Planners urged to be ‘smart’ this year

financial-planners/commissions/fund-managers/financial-services-association/financial-planning-association/IFSA/

12 January 2004
| By Freya Purnell |

“Smart” financial planners will have made New Year’s Resolutions to change the way they run their business to meet consumer and regulatory expectations, according to Prescience Consulting managing director Wayne Wilson.

Otherwise the questioning of planner worth - ignited by last year’s Australian Consumers Association/Australian Securities and Investments Commissionquality of advice survey - will intensify and result in a regulatory environment that is likely to “stifle the industry”.

The comments are a call to action by Wilson for planners this year, and in light of events last year which he deems was a “terrible year for financial planners’ reputation in the community”.

“Smart financial planners will accept that there is widespread community unease about the relationship between financial planners and fund managers.”

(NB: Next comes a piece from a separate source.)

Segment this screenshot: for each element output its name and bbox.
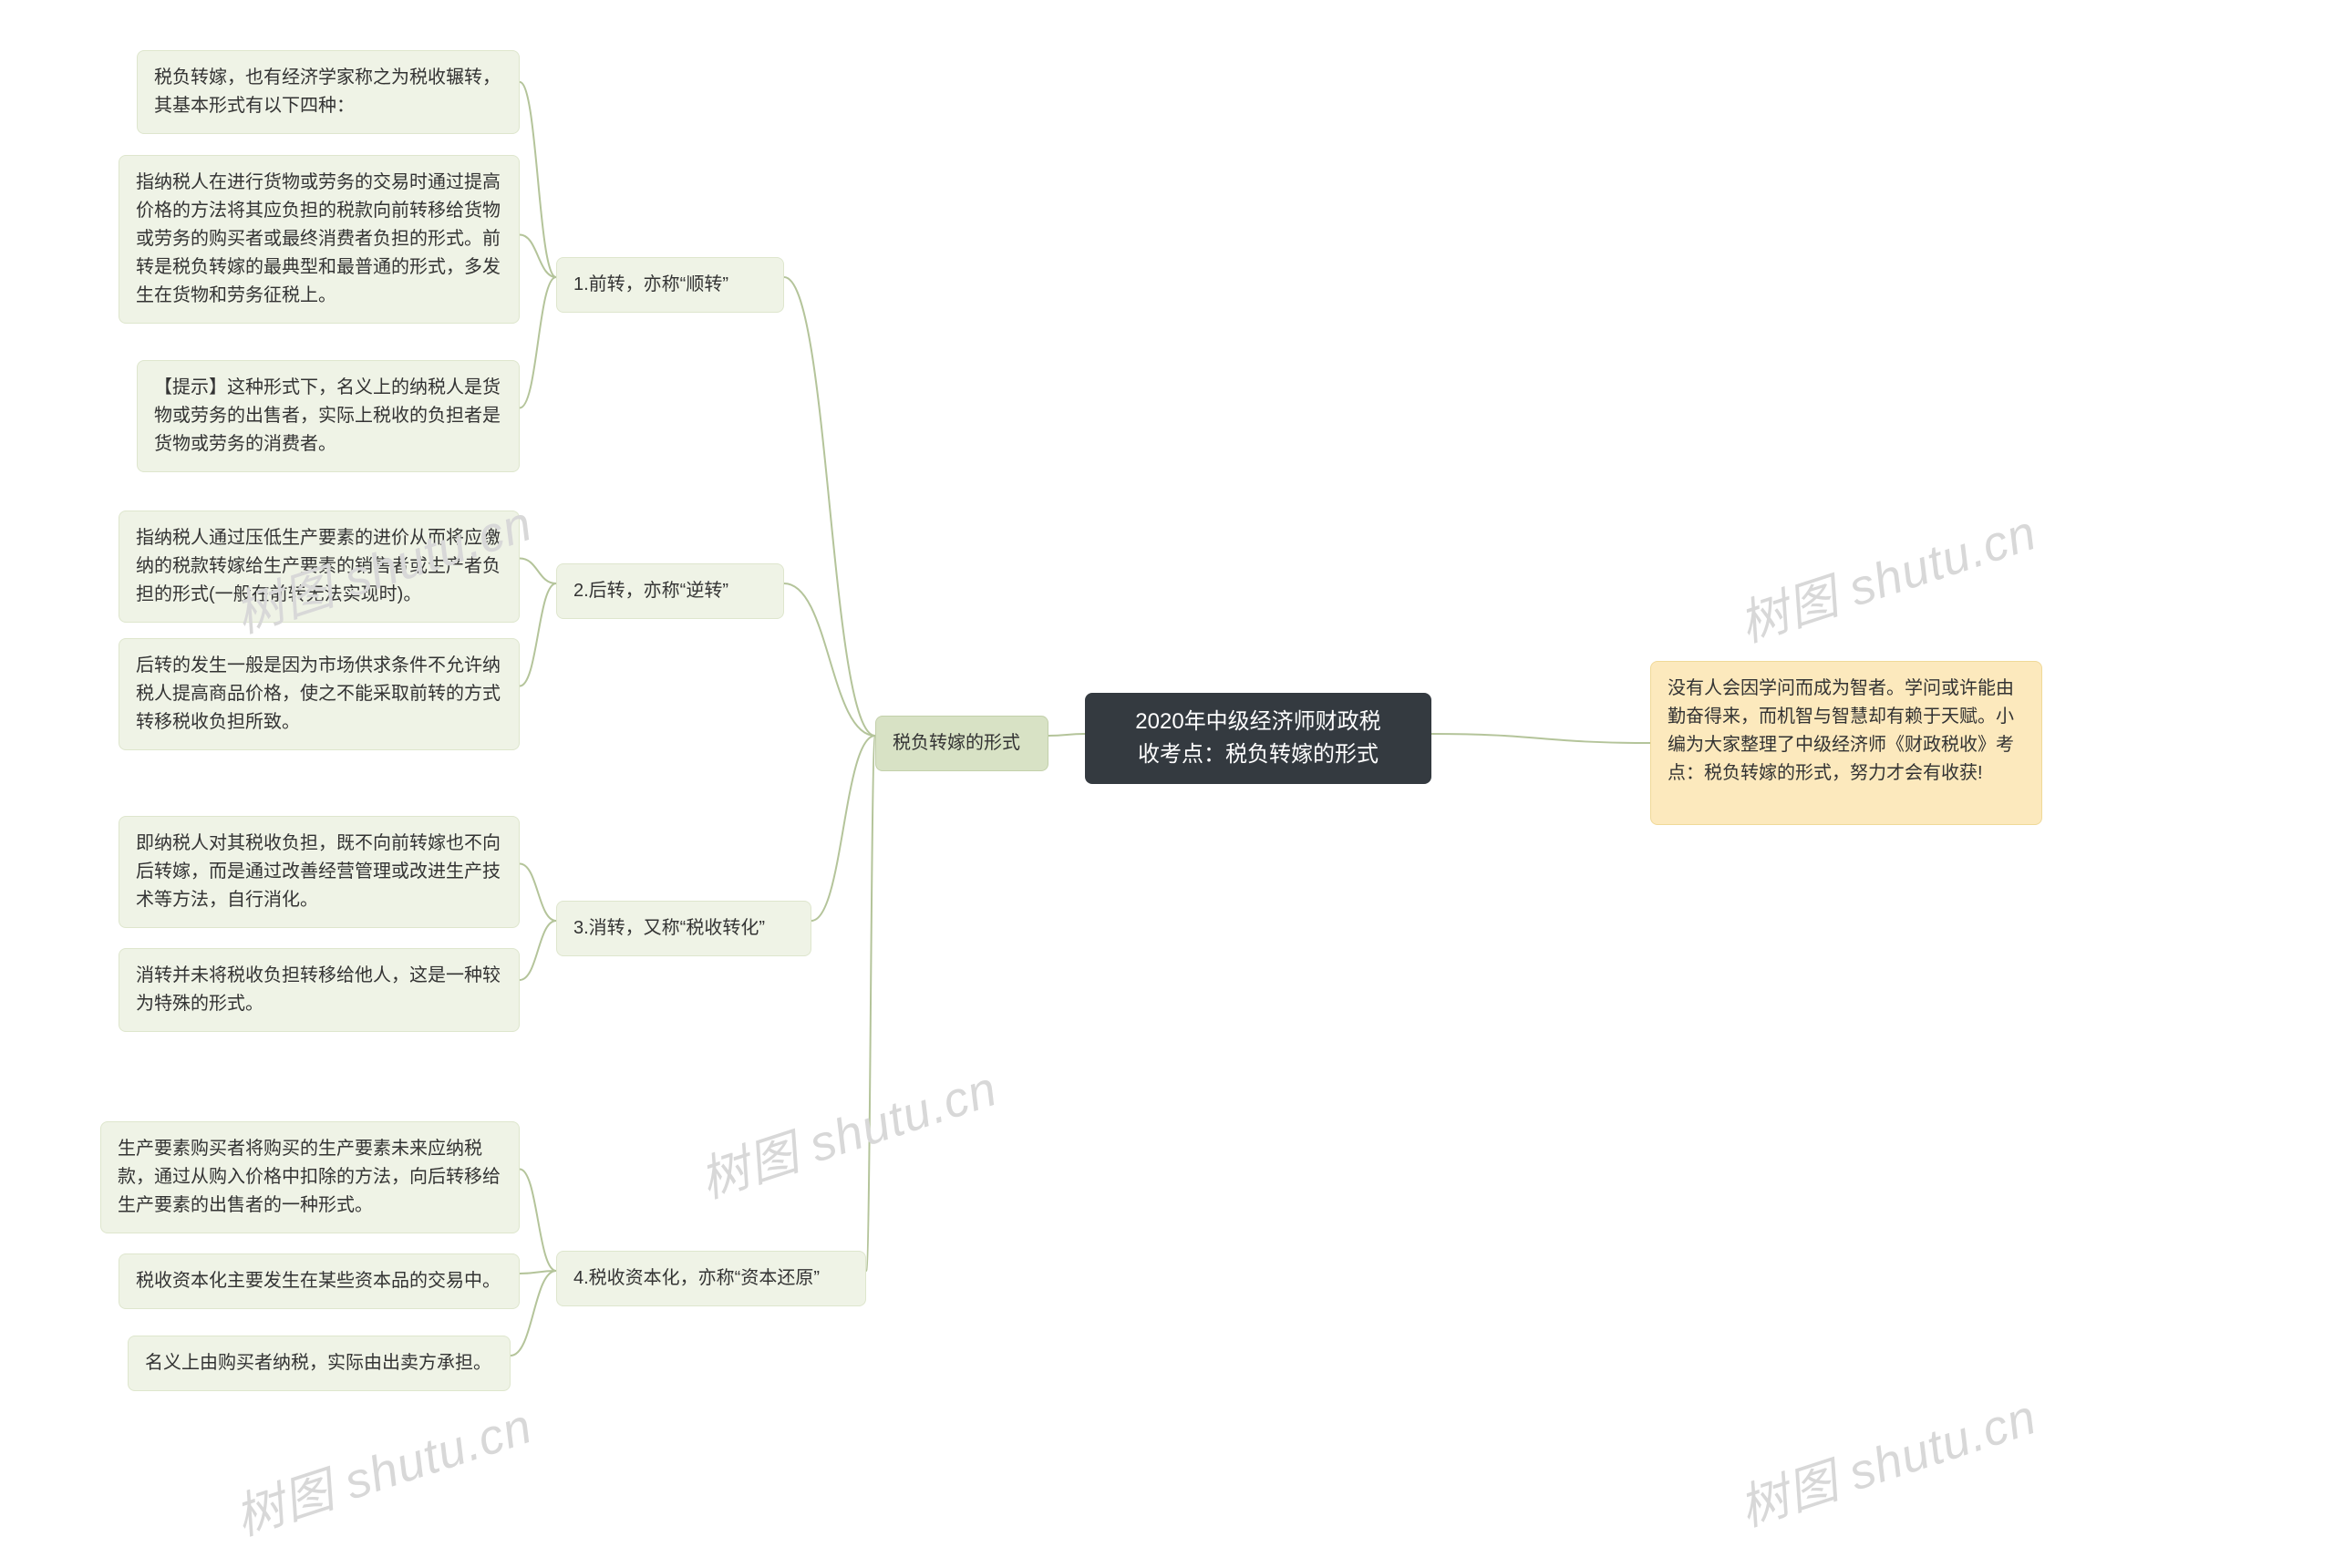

“They will decide to make their own life easier and have business practices in line with community expectations, by not accepting any lavish entertainment or other ‘soft commissions’ from fund managers as a matter of policy,” Wilson says.

Wilson also calls on fund managers to revamp their business model, and rather than “throwing large amounts of money” at financial planners, he believes they should focus on implementing more targeted and personalised strategies through their business development teams to show how their products will work for clients.

Wilson applauds recent action taken by the associations in leading the industry “at last” - singling out the Financial Planning Association’s (FPA) restructure, and work on the draft code of conduct on soft dollar commissions by both the Investment and Financial Services Association (IFSA) and the FPA.

But Wilson believes that for advisers who want to get the jump on their competition, following the letter of the law isn’t enough.

“The smart financial planners are the ones that are anticipating what is needed and are prepared to go further than is currently being demanded. The intelligent approach is ‘this is what the community will expect from us in the future, so let’s not only go one step further but let’s do it now’,” Wilson says.